The transcendent cause of the universe also must be tremendously powerful for without any prior material thing in existence the universe was brought forth. An infinite regress of events of physical things in temporal relations is less plausible to me. And cosmology's current consensus via the Borde-Guth-Vilenkin theorems argue that any expanding universe, multiple, higher level string, world assemble, Bubble or even steady state universe requires a
beginning.
In response to my objection, you have basically said, well, that would be a problem if it were asserted of humanly acts, but you do not know it is a problem when asserted of Godly acts because "He can do what I as a human cannot do". Yes, I already understand that on your view God is maximally powerful and can do a lot of stuff that humans cannot do. However, this cannot extend to the power to do the logically impossible.
I have not seen yet why you think it is "logically impossible". Rather it appears to me to be a kind of question begging in favor of an atheist world view that you make.
Creation and prophecy argue for a Creator God who transcends the universe and time.
The life and especially the resurrection of Christ argue for His ability to act within time.
Yet I also would include God's interaction throughout the history recorded in the Bible.
I know the Bible has no authority for you, however.
So, philosophically, for some entity to cause the universe of time, space, energy and matter to exist prior to ANY of these things is counter logical enough according to our ability. God who
"calls the things not being as being" (Rom. 4:17) must possess the ability to be the eternal cause to a temporal effect.

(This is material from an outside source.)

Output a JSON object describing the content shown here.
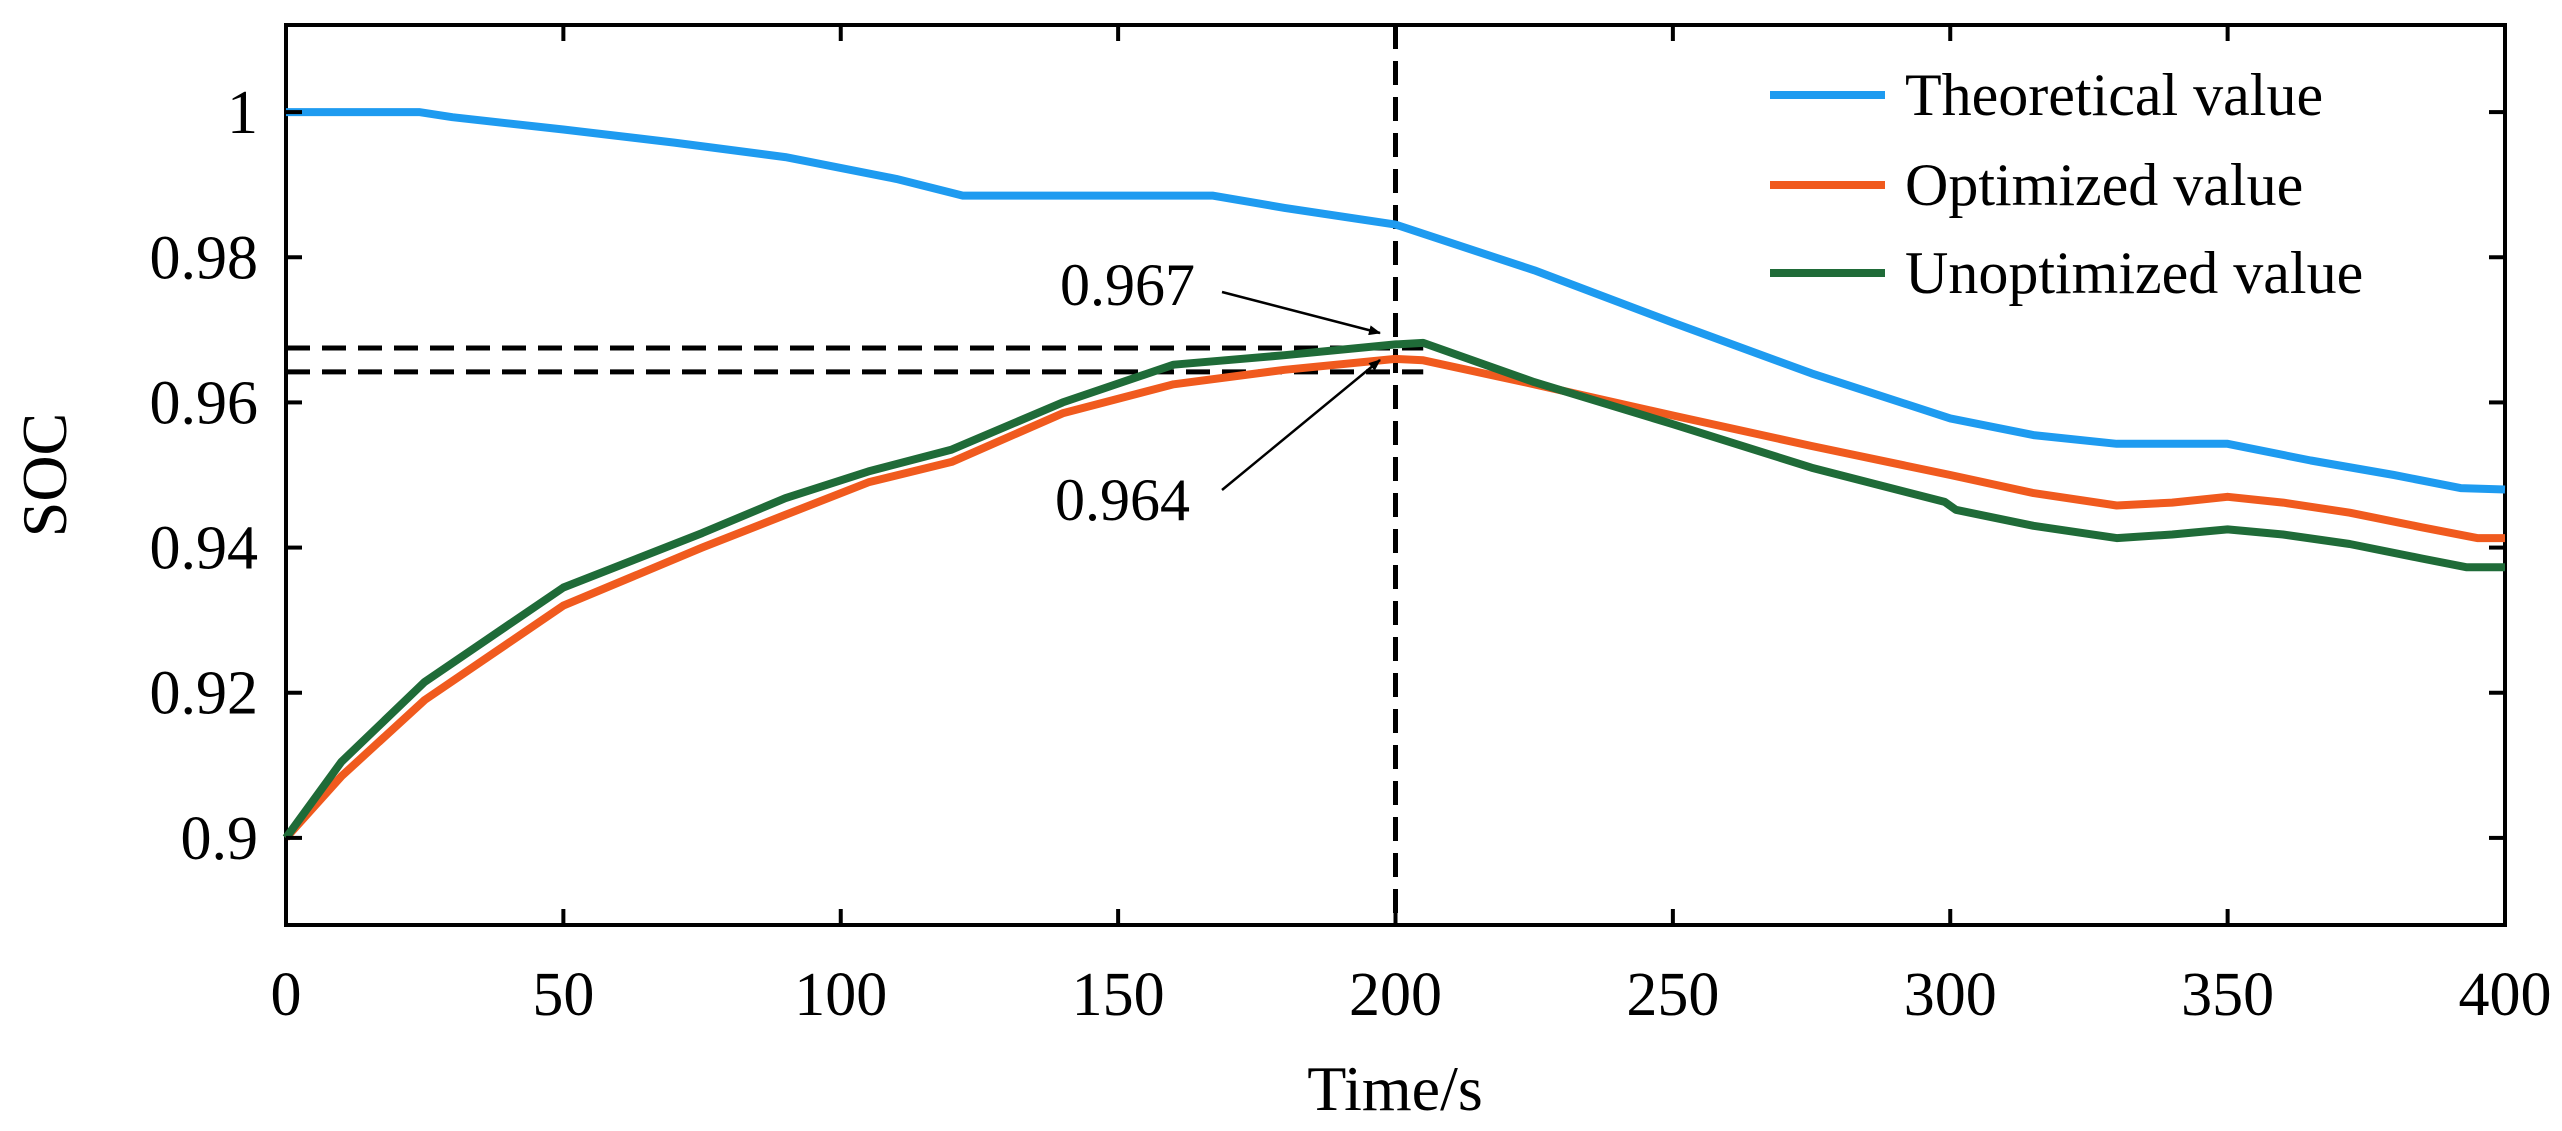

So I hold that a finite time ago a Creator endowed with free will is the eternal Cause of the temporal effect of the universe. His choosing to do so was an eternal choosing rather than a change of mind within the time which He had not yet created. By exercising His causal powers God created time, space, matter and energy - the whole universe with a beginning. The cause is eternal but the effect is not.
To adopt your objection I have to believe, perhaps a transcendent all powerful God exists but it would be impossible for this God to create time and space. Or I would have to believe no such Creator exists and the physical universe is an actual infinite series of events. Or I would have to believe that the universe came into existence by nothing. Or possibly I would have to believe that some timeless abstract entity that perform no actions brought about the universe.
I don't have enough faith to be an atheist. So I believe, though human language may be limited here, truth is
adequately communcated to us human beings in the sentence -
"In the beginning God created the heavens and the earth."